Australia presents visitors with stunning landscapes, unmatched open spaces, incredible outdoor activities, and pristine white beaches. For the perfect combination of adventure and relaxation, you won’t find a better destination than Australia.
Although Australia is geologically the oldest continent, it was the last to be explored by the West. Europeans long theorized that a large landmass called Terra Australis existed in the Southern Hemisphere to “balance” the landmasses of the north, but the continent went unexplored until the 17th century. Although expeditions came close in the 16th century, many ceased to move southward after encountering the rich Spice Islands of Southeast Asia.
The Dutch were the first to make land in Australia in the 1600s, but they found little of value for European trade and did not attempt to colonize the region. Shortly after, Britain made two expeditions to the area and drew similar conclusions. With the Age of Reason in the 18th century came a renewed interest in global discovery. In 1768, Captain James Cook reached Australia as part of a three-year expedition to explore and map the South Pacific. His discoveries led to the continent being claimed by Britain. It would be another 100 years, however, before Australia’s coast was fully explored.
Reports of mysterious indigenous peoples and a desert-like landscape made Australia less than attractive for European settlement. As a result, the first British settlement in Australia was a penal colony—known today as Sydney— established to dispose of the increasing number of convicts in Britain.
Unfortunately, the arrival of Europeans signaled disaster for Australia’s aboriginal peoples, nomadic hunter-gatherers who had inhabited the country for over 60,000 years. Since the first colony was established in 1788, the native population dwindled from 300,000 to 160,000 by the 1970s. The aborigines suffered from diseases introduced by the Europeans, discrimination by governments, and a general disruption in their traditional ways of life. Today most aborigines live in cities and towns, with a few remaining pockets of nomadic tribes found throughout Australia.
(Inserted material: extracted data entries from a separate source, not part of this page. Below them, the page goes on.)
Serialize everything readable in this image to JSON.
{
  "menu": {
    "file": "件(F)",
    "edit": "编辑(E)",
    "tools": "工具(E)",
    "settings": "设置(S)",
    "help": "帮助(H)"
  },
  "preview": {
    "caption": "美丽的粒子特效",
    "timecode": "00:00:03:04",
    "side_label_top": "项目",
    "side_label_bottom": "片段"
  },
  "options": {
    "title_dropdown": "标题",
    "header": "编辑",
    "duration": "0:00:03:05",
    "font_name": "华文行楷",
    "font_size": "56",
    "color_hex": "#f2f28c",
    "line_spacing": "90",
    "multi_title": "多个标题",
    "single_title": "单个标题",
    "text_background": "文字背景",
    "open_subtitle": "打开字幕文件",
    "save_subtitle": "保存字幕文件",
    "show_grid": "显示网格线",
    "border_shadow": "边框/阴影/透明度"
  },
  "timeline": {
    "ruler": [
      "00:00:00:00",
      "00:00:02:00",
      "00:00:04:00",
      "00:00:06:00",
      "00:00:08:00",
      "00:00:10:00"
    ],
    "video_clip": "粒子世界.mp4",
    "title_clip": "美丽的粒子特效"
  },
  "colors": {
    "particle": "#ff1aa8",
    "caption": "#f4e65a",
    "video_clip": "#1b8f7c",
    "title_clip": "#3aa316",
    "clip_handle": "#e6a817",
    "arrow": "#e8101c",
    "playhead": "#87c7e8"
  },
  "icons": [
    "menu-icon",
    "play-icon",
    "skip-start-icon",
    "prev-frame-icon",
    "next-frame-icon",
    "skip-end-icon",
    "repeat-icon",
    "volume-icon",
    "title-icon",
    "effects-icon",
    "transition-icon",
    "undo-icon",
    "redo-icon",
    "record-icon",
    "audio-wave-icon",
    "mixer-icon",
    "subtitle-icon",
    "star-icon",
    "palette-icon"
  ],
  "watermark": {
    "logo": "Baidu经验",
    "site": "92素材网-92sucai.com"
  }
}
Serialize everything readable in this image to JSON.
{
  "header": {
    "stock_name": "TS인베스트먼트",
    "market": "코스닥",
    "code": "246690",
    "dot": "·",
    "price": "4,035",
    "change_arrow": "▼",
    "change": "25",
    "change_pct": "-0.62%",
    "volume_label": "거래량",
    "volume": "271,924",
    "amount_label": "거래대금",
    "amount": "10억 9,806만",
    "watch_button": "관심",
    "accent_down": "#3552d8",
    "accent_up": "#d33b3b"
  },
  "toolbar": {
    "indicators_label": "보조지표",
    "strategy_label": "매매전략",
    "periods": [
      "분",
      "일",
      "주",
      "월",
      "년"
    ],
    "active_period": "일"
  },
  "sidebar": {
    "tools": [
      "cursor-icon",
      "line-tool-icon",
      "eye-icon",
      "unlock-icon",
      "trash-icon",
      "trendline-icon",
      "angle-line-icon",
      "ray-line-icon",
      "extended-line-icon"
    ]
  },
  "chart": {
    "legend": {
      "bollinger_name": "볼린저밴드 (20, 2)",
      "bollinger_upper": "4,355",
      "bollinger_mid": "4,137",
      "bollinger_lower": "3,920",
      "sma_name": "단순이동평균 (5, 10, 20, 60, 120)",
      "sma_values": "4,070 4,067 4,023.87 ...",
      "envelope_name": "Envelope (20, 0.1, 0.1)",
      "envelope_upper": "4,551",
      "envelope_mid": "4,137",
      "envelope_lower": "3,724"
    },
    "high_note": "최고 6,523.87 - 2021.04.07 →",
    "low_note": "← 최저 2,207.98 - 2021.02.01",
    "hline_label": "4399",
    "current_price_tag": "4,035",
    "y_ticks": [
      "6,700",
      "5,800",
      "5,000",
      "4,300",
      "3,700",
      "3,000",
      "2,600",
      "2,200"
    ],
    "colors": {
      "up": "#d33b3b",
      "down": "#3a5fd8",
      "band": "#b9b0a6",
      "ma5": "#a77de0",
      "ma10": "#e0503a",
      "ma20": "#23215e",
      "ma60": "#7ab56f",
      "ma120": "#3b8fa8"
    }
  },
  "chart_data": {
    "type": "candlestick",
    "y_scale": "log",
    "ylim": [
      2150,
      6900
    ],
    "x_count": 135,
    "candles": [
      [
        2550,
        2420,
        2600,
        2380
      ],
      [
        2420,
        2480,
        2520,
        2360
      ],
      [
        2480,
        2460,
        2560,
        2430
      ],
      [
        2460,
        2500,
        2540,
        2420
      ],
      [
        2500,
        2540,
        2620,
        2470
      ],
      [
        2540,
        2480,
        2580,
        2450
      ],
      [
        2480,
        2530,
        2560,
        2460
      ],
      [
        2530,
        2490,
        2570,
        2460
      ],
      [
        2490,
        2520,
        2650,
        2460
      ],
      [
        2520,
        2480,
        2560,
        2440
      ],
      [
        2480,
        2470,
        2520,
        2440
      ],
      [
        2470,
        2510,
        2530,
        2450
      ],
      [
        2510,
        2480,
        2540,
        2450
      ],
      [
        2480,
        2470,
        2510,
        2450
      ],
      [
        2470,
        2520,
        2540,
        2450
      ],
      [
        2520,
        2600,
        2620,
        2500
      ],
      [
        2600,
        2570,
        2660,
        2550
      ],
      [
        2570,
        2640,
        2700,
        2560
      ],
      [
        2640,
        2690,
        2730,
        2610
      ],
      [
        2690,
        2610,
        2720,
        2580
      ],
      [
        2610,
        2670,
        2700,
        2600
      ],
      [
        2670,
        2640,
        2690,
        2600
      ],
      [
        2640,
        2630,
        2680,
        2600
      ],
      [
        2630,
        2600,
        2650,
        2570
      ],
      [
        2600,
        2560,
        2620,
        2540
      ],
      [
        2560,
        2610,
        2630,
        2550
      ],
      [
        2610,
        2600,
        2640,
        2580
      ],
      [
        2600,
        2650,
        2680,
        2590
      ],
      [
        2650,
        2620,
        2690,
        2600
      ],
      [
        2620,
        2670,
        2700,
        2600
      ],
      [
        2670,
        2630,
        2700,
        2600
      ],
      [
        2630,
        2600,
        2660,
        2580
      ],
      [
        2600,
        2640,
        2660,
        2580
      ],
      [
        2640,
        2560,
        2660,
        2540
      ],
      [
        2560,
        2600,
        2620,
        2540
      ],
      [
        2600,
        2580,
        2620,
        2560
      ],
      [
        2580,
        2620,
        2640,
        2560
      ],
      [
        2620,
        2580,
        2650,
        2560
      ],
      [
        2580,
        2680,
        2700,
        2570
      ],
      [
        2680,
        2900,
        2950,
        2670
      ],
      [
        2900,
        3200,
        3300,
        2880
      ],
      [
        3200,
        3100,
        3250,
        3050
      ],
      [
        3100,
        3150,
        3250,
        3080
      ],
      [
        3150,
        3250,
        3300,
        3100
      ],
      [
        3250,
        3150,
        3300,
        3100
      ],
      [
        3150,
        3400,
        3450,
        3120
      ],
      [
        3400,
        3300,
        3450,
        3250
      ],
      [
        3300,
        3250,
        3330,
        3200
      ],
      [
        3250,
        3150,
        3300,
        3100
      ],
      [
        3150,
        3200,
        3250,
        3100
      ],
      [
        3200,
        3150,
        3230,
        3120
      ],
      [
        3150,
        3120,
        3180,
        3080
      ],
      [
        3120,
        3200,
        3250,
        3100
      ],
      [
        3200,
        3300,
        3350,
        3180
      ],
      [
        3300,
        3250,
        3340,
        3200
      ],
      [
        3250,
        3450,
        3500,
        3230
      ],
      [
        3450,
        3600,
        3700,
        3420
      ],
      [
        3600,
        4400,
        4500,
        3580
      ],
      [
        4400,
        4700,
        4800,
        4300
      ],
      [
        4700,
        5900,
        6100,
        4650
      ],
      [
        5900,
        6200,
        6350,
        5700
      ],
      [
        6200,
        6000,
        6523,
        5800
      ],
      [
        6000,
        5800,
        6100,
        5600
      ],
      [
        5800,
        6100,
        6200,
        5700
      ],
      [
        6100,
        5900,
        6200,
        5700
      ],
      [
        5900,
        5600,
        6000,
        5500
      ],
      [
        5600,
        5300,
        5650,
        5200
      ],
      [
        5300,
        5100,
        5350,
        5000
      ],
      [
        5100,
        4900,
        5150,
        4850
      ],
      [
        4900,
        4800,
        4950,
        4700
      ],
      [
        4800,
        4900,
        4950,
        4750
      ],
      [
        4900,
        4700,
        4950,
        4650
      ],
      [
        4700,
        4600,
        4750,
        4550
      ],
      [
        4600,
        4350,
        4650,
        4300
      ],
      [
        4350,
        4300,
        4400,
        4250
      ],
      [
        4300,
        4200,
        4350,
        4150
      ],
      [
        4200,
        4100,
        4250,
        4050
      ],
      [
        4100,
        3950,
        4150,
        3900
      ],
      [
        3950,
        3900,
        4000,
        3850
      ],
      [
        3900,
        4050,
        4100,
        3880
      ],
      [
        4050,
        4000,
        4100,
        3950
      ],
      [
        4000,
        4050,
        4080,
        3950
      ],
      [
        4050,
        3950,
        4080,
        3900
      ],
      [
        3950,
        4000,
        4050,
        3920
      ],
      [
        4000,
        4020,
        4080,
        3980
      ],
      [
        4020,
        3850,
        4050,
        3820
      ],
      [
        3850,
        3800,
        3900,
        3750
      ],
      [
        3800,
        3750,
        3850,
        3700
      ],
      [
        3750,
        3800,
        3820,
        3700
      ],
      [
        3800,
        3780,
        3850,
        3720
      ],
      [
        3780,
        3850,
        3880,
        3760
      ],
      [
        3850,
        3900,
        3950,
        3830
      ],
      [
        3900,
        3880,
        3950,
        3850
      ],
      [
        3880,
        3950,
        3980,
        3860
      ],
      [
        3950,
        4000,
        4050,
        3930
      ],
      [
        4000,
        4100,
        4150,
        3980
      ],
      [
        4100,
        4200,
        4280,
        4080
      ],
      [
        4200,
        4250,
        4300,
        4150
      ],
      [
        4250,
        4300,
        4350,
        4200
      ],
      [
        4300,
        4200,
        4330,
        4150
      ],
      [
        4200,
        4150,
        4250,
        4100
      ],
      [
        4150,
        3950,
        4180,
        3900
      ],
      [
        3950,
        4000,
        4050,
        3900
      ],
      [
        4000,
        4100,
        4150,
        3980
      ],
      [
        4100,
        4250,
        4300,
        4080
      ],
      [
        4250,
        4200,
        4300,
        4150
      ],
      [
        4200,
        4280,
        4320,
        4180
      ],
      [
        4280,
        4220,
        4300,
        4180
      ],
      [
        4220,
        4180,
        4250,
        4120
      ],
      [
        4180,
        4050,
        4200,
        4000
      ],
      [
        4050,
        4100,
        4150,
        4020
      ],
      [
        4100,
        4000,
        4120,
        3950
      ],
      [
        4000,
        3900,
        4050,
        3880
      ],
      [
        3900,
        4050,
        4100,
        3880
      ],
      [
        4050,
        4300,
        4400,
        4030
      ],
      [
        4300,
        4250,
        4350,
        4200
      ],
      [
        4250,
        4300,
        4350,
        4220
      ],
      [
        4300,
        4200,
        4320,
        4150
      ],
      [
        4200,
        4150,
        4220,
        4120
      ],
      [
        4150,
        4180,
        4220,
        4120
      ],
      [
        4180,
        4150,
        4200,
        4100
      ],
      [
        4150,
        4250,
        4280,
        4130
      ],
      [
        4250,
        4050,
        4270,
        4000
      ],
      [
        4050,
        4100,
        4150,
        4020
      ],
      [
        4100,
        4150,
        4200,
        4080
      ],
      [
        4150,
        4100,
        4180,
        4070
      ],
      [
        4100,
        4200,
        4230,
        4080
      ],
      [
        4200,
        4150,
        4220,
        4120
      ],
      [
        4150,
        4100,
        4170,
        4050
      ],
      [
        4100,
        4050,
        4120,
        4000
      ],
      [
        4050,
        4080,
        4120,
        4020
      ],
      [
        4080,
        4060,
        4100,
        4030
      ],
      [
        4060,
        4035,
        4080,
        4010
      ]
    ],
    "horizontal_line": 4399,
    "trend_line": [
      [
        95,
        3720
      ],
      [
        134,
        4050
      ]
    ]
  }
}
In 1901, the constitution of Australia as an independent and self-governing state went into effect. The document was modeled after the British parliamentary system and included elements of the United States government. Australia is governed by a Prime Minster and the Australian Parliament. The head of state, even if in name only, is still the British monarch. Despite the initial assumptions that Australia was a land that held little value, the country thrives on gold and opal mining along with the export of other minerals. Wool is a major export. Australia is also recognized as one of the world’s great wine-producing regions.
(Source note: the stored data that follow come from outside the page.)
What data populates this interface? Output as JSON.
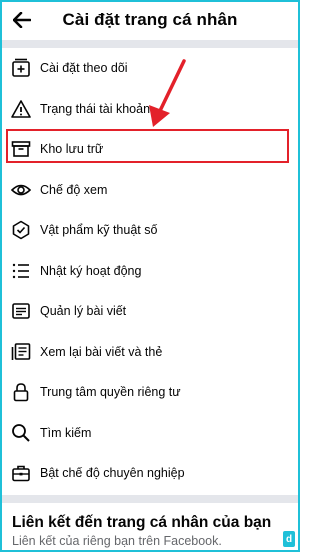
{
  "header": {
    "title": "Cài đặt trang cá nhân",
    "back_icon": "arrow-left-icon"
  },
  "menu": {
    "items": [
      {
        "label": "Cài đặt theo dõi",
        "icon": "feed-follow-icon"
      },
      {
        "label": "Trạng thái tài khoản",
        "icon": "warning-icon"
      },
      {
        "label": "Kho lưu trữ",
        "icon": "archive-icon"
      },
      {
        "label": "Chế độ xem",
        "icon": "eye-icon"
      },
      {
        "label": "Vật phẩm kỹ thuật số",
        "icon": "badge-check-icon"
      },
      {
        "label": "Nhật ký hoạt động",
        "icon": "list-icon"
      },
      {
        "label": "Quản lý bài viết",
        "icon": "document-icon"
      },
      {
        "label": "Xem lại bài viết và thẻ",
        "icon": "review-posts-icon"
      },
      {
        "label": "Trung tâm quyền riêng tư",
        "icon": "lock-icon"
      },
      {
        "label": "Tìm kiếm",
        "icon": "search-icon"
      },
      {
        "label": "Bật chế độ chuyên nghiệp",
        "icon": "briefcase-icon"
      }
    ]
  },
  "footer": {
    "title": "Liên kết đến trang cá nhân của bạn",
    "subtitle": "Liên kết của riêng bạn trên Facebook."
  },
  "annotations": {
    "highlight_color": "#e3212a",
    "frame_color": "#1fc0d8",
    "logo_text": "d"
  }
}
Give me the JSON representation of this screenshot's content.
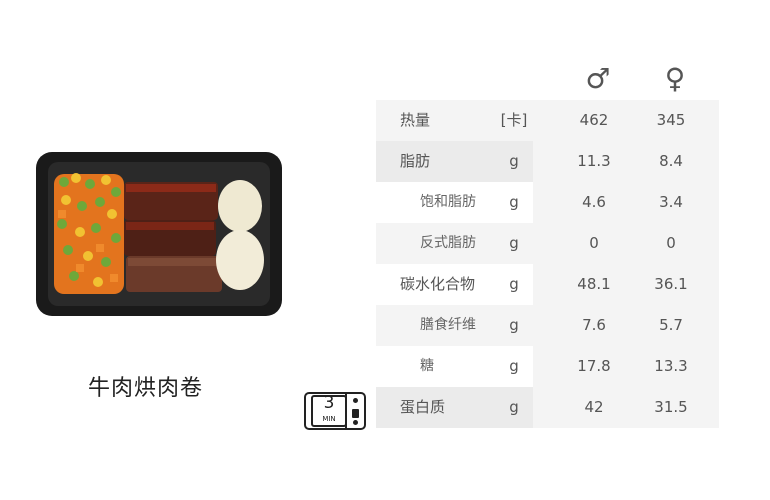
{
  "dish": {
    "name": "牛肉烘肉卷"
  },
  "microwave": {
    "minutes": "3",
    "unit": "MIN"
  },
  "headers": {
    "male_symbol": "♂",
    "female_symbol": "♀"
  },
  "rows": [
    {
      "label": "热量",
      "unit": "[卡]",
      "male": "462",
      "female": "345"
    },
    {
      "label": "脂肪",
      "unit": "g",
      "male": "11.3",
      "female": "8.4"
    },
    {
      "label": "饱和脂肪",
      "unit": "g",
      "male": "4.6",
      "female": "3.4"
    },
    {
      "label": "反式脂肪",
      "unit": "g",
      "male": "0",
      "female": "0"
    },
    {
      "label": "碳水化合物",
      "unit": "g",
      "male": "48.1",
      "female": "36.1"
    },
    {
      "label": "膳食纤维",
      "unit": "g",
      "male": "7.6",
      "female": "5.7"
    },
    {
      "label": "糖",
      "unit": "g",
      "male": "17.8",
      "female": "13.3"
    },
    {
      "label": "蛋白质",
      "unit": "g",
      "male": "42",
      "female": "31.5"
    }
  ]
}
As Australia grew and developed, its unique natural wonders began to be threatened. The Great Barrier Reef fell victim to poaching and other human-induced threats. Public outcry resulted in the creation of the 133,000-square-mile Great Barrier Reef Marine Park and the Great Barrier Reef Marine Park Authority. By 1981, the area had been declared a UNESCO World Heritage Site. Still, fertilizer runoff from the mainland as well as visitors touching the coral continue to threaten the reef. Efforts are on going to minimize the effects of both, including sustainable tourism operated by high-quality charter services.